Are you afraid of bad breath?

Are you afraid of bad breath?
bad breath or fear of bad breath is a widespread but little understood illness. The diagnosis is based on the separation between the feeling of the feeling of the bad oral smell of the person and the experience perceived by other experience that there is no unusual smell. Most treatment protocols offer one of two different approaches:
1. Change of behavior or cognitive behavioral therapy (CBT). Everyone encourages changes in thought to encounter the unreality of the symptom. Is often combined with a non-therapeutic partner who reacts comfortably to exhaled breath by commenting on the smell.
2. Psychoanalytically oriented psychotherapy combines the current experience (increased belief in the poor smell of the person) with fears before rejection from the past. Through an emotionally correcting experience with the therapist, patients gain trust that their fear of bad smell can be reduced to a treatable symptom than to global fear.
While both therapies offer an important relief (along with medication against anxiety or depression to lower symptom pressure), there is no enough to control the phobic elements of the disorder, which include:
- vigilance to the reaction of others
- reference sign, i.e. that people turn away from them due to rejection, which can lead to self -fulfilling reactions
- panic reactions including flat breathing, sweating, fainting, etc.
The challenge for successful psychotherapy of these people remains the continued existence of the delusion of phobia. Even if you don't smell bad today, how can you trust that your bad breath will not appear again tomorrow?
For example, a patient transferred by his dentist complained about social isolation due to his perception of his breathing smell. After a detailed medical history, the patient admitted that he had no real information about his actual bad breath, but derived from the reactions of the people that he was disgusting to them. His deductions referred to people in the subway who turned away from him or covered her mouth or nose in his presence. He recognized the possibility that he could create self -confidence with others, but felt helpless to prove or refute his theory. When we developed more relationship, he agreed that I was allowed to smell his bad breath by exhaling into my face.
he was stunned when I did not turn away disgusted, but found a completely neutral bad breath. He agreed to recruit a partner -either a family member or a friend -to react to his concern for his mouth. However, he found the "recruitment" process overwhelming and thus retained his individual connection to me as a therapeutic ally. Although we have partially contained his fear, the case shows some of the challenges of treatment:
Challenges for successful treatment:
1. Transfers, usually from dentists, are difficult. Halitophobe should not be confronted directly with the unreality of your symptom. Usually a milder form of "exploring" the problem is more successful, a ability that many traditional dentists may lack.
2. Treatment requires a committed patient. The therapies recommended above require time, effort and training.
3. The process of de stimulation is long-possibly for life-with tips and valleys of the disorder
4. The resistance to the change in belief in the reality of her breathing smell can be accompanied by an increased fear in other functions of everyday life. This should be understood and prepared before treatment with bad breath.
treatment recommendations;
There is no literature on the use of group psychotherapy for the treatment of bad breath. I imagine that the principles of AA sponsoring (joint belief in the lack of control over the symptom) through and by other group members and the availability on call in crisis can be an important basis for a successful solution to bad breath.
However,I do not think that the model is sufficient for itself. Aa is devoted to the use of substance and has a "black and white" test that is missing. The fear of a bad breath, if it is not treated, is global and is based on self -related tests of the environment.
A group experience would optimally benefit from traditional methods of group psychotherapy that concentrate on how our current life - often unconsciously - plays out experiences from our previous life experiences. Without the depth of understanding that group members can offer, the AA model can relieve the symptom without clearly understanding the meaning of the symptom in the life of this person. In this way, the bad breath can lack emotional maturity in order to completely establish the connection between its current symptom and other life events. A mature therapy group actually reflects the experience of the re -enactment during the group. Emotionally educated and resilient groups can tell their participants the effects of their behavior, their language and emotions. And possibly other group members represent a basis for their fear.

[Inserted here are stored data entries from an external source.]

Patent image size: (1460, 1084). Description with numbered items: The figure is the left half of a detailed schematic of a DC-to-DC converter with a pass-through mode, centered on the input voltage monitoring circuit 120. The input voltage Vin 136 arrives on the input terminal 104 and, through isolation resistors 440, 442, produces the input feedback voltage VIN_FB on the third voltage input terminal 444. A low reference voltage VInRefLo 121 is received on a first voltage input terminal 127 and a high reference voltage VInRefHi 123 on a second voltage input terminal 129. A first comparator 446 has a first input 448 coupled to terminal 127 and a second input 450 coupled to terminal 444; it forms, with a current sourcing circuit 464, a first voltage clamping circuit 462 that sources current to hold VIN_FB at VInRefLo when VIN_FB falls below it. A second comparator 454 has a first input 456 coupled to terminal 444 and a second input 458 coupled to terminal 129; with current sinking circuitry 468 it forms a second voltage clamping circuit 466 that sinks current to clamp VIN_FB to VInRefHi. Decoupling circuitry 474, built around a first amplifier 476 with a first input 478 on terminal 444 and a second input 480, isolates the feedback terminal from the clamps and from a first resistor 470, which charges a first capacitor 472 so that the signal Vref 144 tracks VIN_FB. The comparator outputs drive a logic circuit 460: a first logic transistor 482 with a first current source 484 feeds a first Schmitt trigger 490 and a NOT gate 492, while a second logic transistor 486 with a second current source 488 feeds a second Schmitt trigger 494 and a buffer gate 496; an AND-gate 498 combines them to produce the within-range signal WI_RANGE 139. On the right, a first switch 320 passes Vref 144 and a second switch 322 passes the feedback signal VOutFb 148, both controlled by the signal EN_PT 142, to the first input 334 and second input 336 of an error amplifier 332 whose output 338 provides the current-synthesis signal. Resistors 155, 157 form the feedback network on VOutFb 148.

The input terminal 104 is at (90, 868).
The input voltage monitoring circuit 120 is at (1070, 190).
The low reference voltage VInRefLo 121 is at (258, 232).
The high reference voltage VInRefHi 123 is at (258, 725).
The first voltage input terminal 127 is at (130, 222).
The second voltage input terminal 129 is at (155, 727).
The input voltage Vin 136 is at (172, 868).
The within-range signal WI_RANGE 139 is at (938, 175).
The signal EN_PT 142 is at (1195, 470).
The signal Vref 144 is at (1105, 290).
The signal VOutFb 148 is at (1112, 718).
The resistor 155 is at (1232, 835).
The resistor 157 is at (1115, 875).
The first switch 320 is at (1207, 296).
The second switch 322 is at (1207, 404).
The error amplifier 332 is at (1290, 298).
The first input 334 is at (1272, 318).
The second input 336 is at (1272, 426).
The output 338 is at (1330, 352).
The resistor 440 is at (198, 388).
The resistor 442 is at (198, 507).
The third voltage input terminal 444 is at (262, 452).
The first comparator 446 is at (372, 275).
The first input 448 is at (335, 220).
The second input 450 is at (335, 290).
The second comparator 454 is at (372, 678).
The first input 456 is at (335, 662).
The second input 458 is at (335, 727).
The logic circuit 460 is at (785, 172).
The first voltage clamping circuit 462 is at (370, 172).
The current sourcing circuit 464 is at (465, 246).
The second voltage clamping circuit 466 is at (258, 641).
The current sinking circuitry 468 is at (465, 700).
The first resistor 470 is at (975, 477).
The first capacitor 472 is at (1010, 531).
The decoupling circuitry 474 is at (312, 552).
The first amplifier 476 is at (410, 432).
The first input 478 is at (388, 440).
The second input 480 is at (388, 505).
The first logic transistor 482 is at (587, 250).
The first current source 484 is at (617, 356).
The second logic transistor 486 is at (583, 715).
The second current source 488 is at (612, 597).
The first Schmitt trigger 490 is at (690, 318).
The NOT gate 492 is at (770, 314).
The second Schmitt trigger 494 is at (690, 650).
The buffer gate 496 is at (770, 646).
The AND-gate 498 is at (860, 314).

The victim problems in bad breath are indeed high. For fear of rejection, panic often exists over the entry into social relationships. The AA model is a starting point for confrontation with symptom control. However, individual treatment, which takes into account both the etiology of the symptom and the change in behavior, would be helpful. Optimal would be an ongoing psychotherapy group that dedicates the bad breath, but also questions of adaptation to life after a life full of delusion isolation and fear.